Ханна сердито тряхнула головой. Я уже успела заметить, что это ее привычный жест. Длиннорукая, длинноногая, она вся горела какой-то нервной энергией и очень легко срывалась. Эммелин, напротив, походила на ожившую куклу. И хотя черты их были похожи — носы с легкой горбинкой, ярко-голубые глаза, одинаковый рисунок рта — на лице каждой из сестер они смотрелись совершенно по-разному. В то время как Ханна напоминала сказочную фею — порывистую, загадочную, нездешнюю — красота Эммелин казалась более земной. И уже в то время ее манера складывать губы и слишком широко распахивать глаза напоминала мне фотографии красоток, которыми торговали в наших краях лоточники.

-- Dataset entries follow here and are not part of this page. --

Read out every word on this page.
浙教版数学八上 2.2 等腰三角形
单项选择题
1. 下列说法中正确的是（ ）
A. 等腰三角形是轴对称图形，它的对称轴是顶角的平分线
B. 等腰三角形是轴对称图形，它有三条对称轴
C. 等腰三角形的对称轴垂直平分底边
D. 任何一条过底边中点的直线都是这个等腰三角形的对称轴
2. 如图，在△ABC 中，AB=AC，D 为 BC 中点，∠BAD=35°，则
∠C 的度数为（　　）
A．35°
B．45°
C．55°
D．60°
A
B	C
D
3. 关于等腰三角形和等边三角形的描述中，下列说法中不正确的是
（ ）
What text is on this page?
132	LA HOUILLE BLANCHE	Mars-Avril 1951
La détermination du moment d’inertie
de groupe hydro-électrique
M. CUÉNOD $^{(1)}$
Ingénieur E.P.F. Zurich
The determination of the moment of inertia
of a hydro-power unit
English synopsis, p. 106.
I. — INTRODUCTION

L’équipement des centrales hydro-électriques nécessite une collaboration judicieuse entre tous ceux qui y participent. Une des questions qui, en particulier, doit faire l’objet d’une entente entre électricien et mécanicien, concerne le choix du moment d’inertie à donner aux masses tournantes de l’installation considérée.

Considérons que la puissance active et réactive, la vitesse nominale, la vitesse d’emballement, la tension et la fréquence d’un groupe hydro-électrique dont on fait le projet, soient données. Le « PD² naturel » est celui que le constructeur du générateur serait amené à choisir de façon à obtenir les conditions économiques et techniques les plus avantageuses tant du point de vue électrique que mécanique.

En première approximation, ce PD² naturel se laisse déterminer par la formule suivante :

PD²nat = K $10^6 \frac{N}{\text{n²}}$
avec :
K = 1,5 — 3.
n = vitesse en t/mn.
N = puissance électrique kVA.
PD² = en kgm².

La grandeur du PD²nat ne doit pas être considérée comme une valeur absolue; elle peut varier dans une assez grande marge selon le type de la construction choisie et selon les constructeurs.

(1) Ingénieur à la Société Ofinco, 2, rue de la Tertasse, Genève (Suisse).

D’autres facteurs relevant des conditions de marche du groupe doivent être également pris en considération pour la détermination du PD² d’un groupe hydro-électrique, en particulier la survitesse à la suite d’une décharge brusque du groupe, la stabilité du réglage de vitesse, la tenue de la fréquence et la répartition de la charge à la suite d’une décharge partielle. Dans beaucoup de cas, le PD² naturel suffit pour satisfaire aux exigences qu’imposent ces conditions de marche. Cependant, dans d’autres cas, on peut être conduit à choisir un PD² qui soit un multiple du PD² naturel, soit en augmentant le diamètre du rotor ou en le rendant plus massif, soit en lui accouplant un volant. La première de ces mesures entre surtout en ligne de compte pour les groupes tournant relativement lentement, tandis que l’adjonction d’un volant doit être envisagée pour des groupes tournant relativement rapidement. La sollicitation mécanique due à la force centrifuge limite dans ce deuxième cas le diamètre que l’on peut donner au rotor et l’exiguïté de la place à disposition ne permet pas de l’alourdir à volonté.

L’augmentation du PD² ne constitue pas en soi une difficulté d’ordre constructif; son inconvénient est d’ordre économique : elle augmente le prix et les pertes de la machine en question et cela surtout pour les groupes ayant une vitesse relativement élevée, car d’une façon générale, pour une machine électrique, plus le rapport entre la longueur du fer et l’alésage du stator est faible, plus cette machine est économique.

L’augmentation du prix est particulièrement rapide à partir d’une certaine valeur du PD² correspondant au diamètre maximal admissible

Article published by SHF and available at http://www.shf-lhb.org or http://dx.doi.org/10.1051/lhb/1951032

— Ну, женился или нет? — допытывалась Эммелин.
— Да, Эмми, — засмеялся Дэвид. — Моисей женился на ефиоплянке. А Ханна злится потому, что мы не разделяем ее взглядов на женскую независимость. Она у нас суфражистка.
— Ханна! Ну что он дразнится? Скажи ему, что ты не такая!
— Почему же? Конечно я суфражистка. И ты тоже.
— А Па не знает? — шепотом спросила Эммелин. — А то он страшно рассердится.
— Ерунда, — фыркнула Ханна. — Наш Па — просто котеночек.
— Никакой он не котеночек, а настоящий лев, — дрожащими губами возразила Эммелин. — Пожалуйста, не зли его, Ханна.
— Не бойся, Эммелин, — сказал Дэвид. — Сейчас все женщины — суфражистки, это модно.
— А Фэнни никогда ничего такого не говорила, — недоверчиво произнесла Эммелин.
— Все девушки, которые хоть что-нибудь из себя представляют, в этом году на первый выезд в свет наденут не платье, а костюм, — продолжал Дэвид.
Эммелин вытаращила глаза.
Я слушала, притаившись за стеллажами и гадая, о чем это они. Я никогда раньше не слыхала слова «суфражистка», но догадывалась, что это, должно быть, такая болезнь, вроде той, что подхватила миссис Наммермит из нашей деревни, когда на пасхальном празднике она начала скидывать с себя одежду и мужу пришлось отвезти ее в Лондон, в больницу.